“When you reframe something, you must first deconstruct what was once there. That can be excruciating, when that something is you.” — quote from my recent TEDx Talk with Charles Thomas
Friday was a phenomenal day. Charles and I co-presented at TEDxCharlotte to a sold-out audience of 500. The experience was exhilarating. In the spirit of ideas worth spreading, TEDx is a local forum for presentation, innovation, connection, discussion and inspiration.
For months, I worked with Charles to isolate a single idea (worth spreading) from our shared experience creating Giving Back. We would meet for an hour or two, once or twice a week since December, to engage in stream-of-consciousness exploration of our aspirations, struggles, achievements, questions, fears, yearning and learning, catalyzed by our book project. In retrospect it might seem unsurprising, but the idea we finally landed on surprised us both. Exploring idea after idea took us full circle, leading us right back to the one on which our book was built: the power of reframing. Reframing an issue. Reframing images. Reframing ideas. Reframing identity.
We then invested time poring over videos of TED and TEDx Talks and determining how best to weaving a narrative with threads from our respective personal stories where “reframing” was central. Each of us had many stories to choose from, some from experiences around the book and some from our lives before and after the book. Narrowing to three or four vignette stories was difficult. Once we found our stories, we focused on finding words and sequencing phrases to convey a compelling message. As co-presenters, we also worked to braid our storytelling with coherence. Along the way, the presentation’s title emerged: A Picture Reframed.
A guiding force during the months-long process was our presentation coach, Lou Solomon of Interact. Lou develops leaders and builds business through authentic communication. Once Charles and I sketched out our talk, Lou, and her colleague Patrick Sheehan, advised us how best to reach our goal of delivering an extraordinary presentation that could move and inspire people. They videotaped our practice sessions, even the raw, early ones, and then together we would watch and critique the presentation. Though videos intimidated me at first, I soon learned their value. My cringing and self-criticism eventually gave way to constructive self-critique.
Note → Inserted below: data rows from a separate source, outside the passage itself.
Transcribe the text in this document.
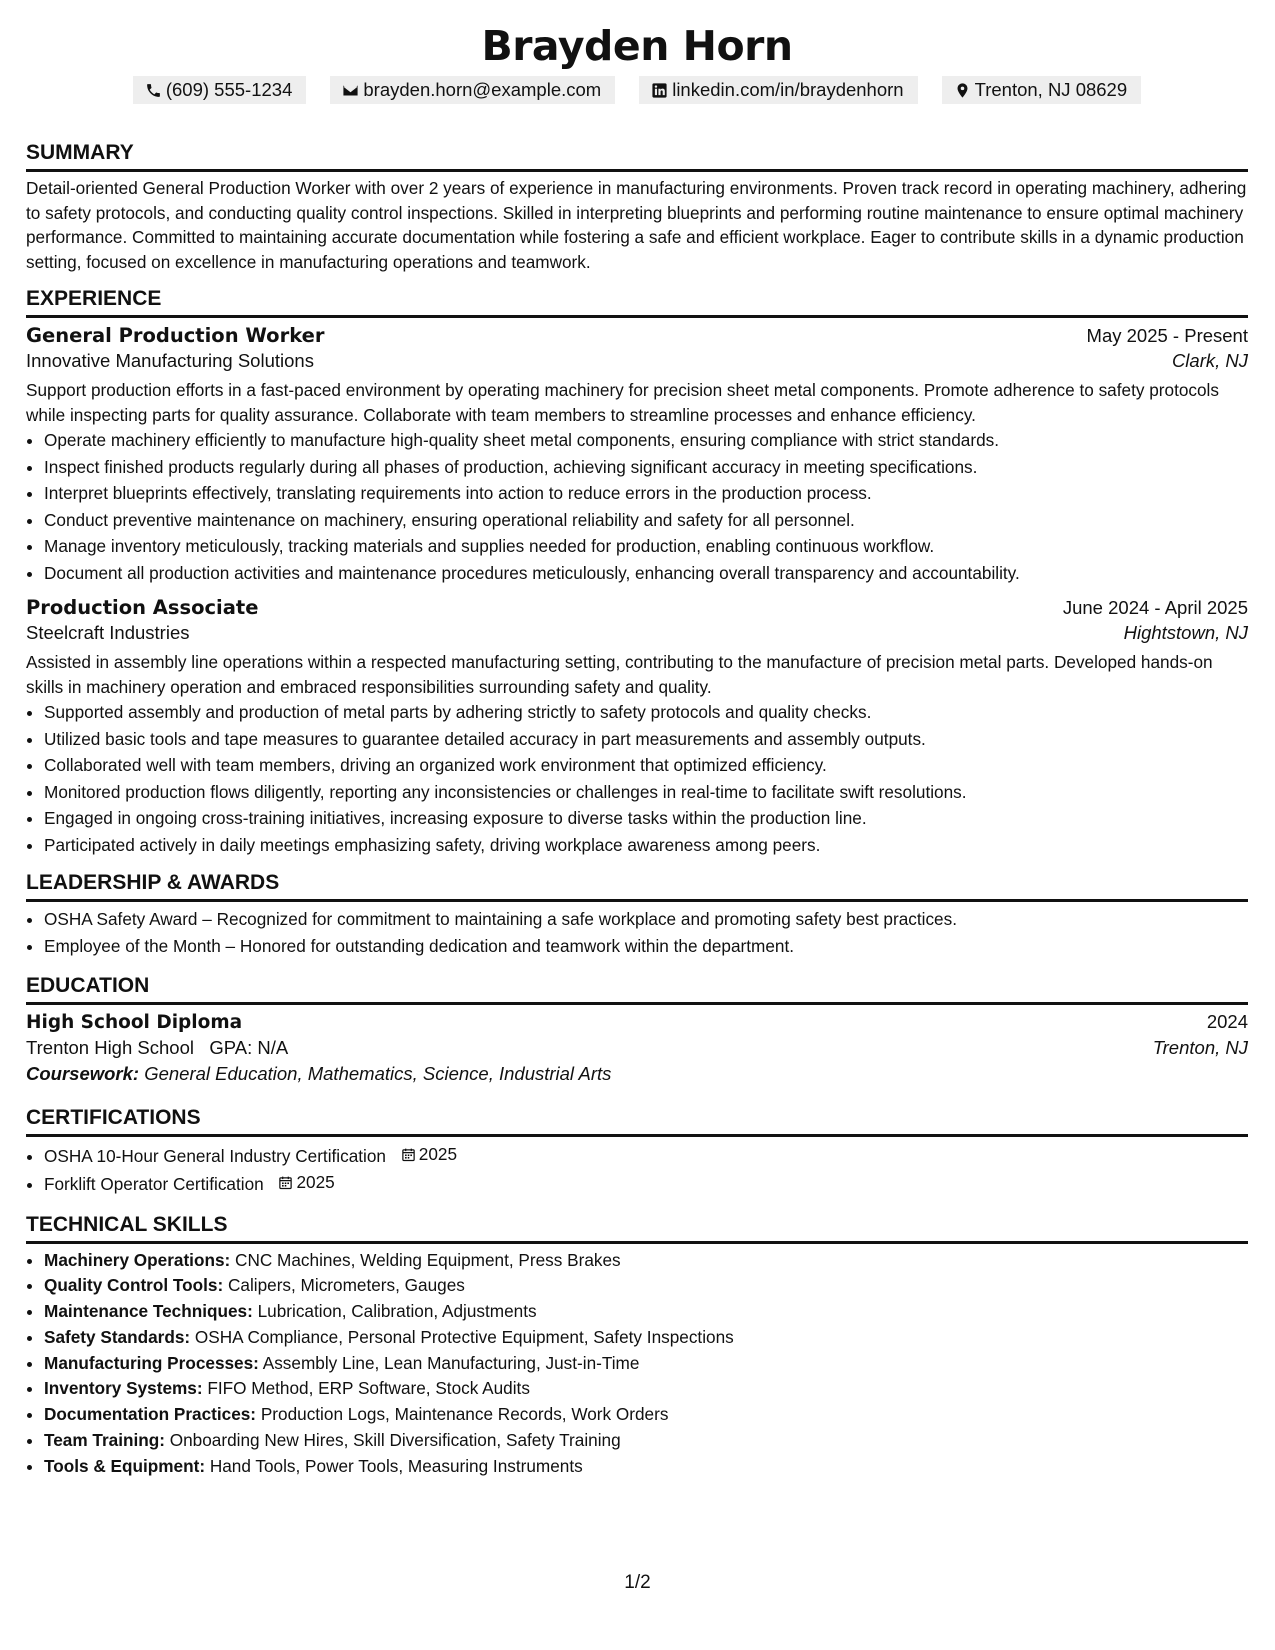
Brayden Horn
(609) 555-1234	brayden.horn@example.com	linkedin.com/in/braydenhorn	Trenton, NJ 08629
SUMMARY

Detail-oriented General Production Worker with over 2 years of experience in manufacturing environments. Proven track record in operating machinery, adhering to safety protocols, and conducting quality control inspections. Skilled in interpreting blueprints and performing routine maintenance to ensure optimal machinery performance. Committed to maintaining accurate documentation while fostering a safe and efficient workplace. Eager to contribute skills in a dynamic production setting, focused on excellence in manufacturing operations and teamwork.

EXPERIENCE
General Production Worker	May 2025 - Present
Innovative Manufacturing Solutions	Clark, NJ

Support production efforts in a fast-paced environment by operating machinery for precision sheet metal components. Promote adherence to safety protocols while inspecting parts for quality assurance. Collaborate with team members to streamline processes and enhance efficiency.

• Operate machinery efficiently to manufacture high-quality sheet metal components, ensuring compliance with strict standards.
• Inspect finished products regularly during all phases of production, achieving significant accuracy in meeting specifications.
• Interpret blueprints effectively, translating requirements into action to reduce errors in the production process.
• Conduct preventive maintenance on machinery, ensuring operational reliability and safety for all personnel.
• Manage inventory meticulously, tracking materials and supplies needed for production, enabling continuous workflow.
• Document all production activities and maintenance procedures meticulously, enhancing overall transparency and accountability.
Production Associate	June 2024 - April 2025
Steelcraft Industries	Hightstown, NJ

Assisted in assembly line operations within a respected manufacturing setting, contributing to the manufacture of precision metal parts. Developed hands-on skills in machinery operation and embraced responsibilities surrounding safety and quality.

• Supported assembly and production of metal parts by adhering strictly to safety protocols and quality checks.
• Utilized basic tools and tape measures to guarantee detailed accuracy in part measurements and assembly outputs.
• Collaborated well with team members, driving an organized work environment that optimized efficiency.
• Monitored production flows diligently, reporting any inconsistencies or challenges in real-time to facilitate swift resolutions.
• Engaged in ongoing cross-training initiatives, increasing exposure to diverse tasks within the production line.
• Participated actively in daily meetings emphasizing safety, driving workplace awareness among peers.
LEADERSHIP & AWARDS
• OSHA Safety Award – Recognized for commitment to maintaining a safe workplace and promoting safety best practices.
• Employee of the Month – Honored for outstanding dedication and teamwork within the department.
EDUCATION
High School Diploma	2024
Trenton High School GPA: N/A	Trenton, NJ
Coursework: General Education, Mathematics, Science, Industrial Arts
CERTIFICATIONS
• OSHA 10-Hour General Industry Certification 2025
• Forklift Operator Certification 2025
TECHNICAL SKILLS
• Machinery Operations: CNC Machines, Welding Equipment, Press Brakes
• Quality Control Tools: Calipers, Micrometers, Gauges
• Maintenance Techniques: Lubrication, Calibration, Adjustments
• Safety Standards: OSHA Compliance, Personal Protective Equipment, Safety Inspections
• Manufacturing Processes: Assembly Line, Lean Manufacturing, Just-in-Time
• Inventory Systems: FIFO Method, ERP Software, Stock Audits
• Documentation Practices: Production Logs, Maintenance Records, Work Orders
• Team Training: Onboarding New Hires, Skill Diversification, Safety Training
• Tools & Equipment: Hand Tools, Power Tools, Measuring Instruments
1/2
I learned how strengthening a presentation is much like editing and refining a written piece. Both require more time, effort, introspection, honesty and practice than most people are willing to commit. My confidence as a presenter grew through the experience with Lou and Patrick.
With some input from Candice Langston (our TEDxCharlotte presentation coach), more practice and an onsite rehearsal at Silver Hammer Studios a week prior to the big event (not to mention 15+ months of polishing our presentation style while on the road promoting our book), Charles and I felt well prepared for February 15th.
You can take a look at the culmination of our most recent collaboration as soon as the video is released. I will, of course, share it with you. Count on it!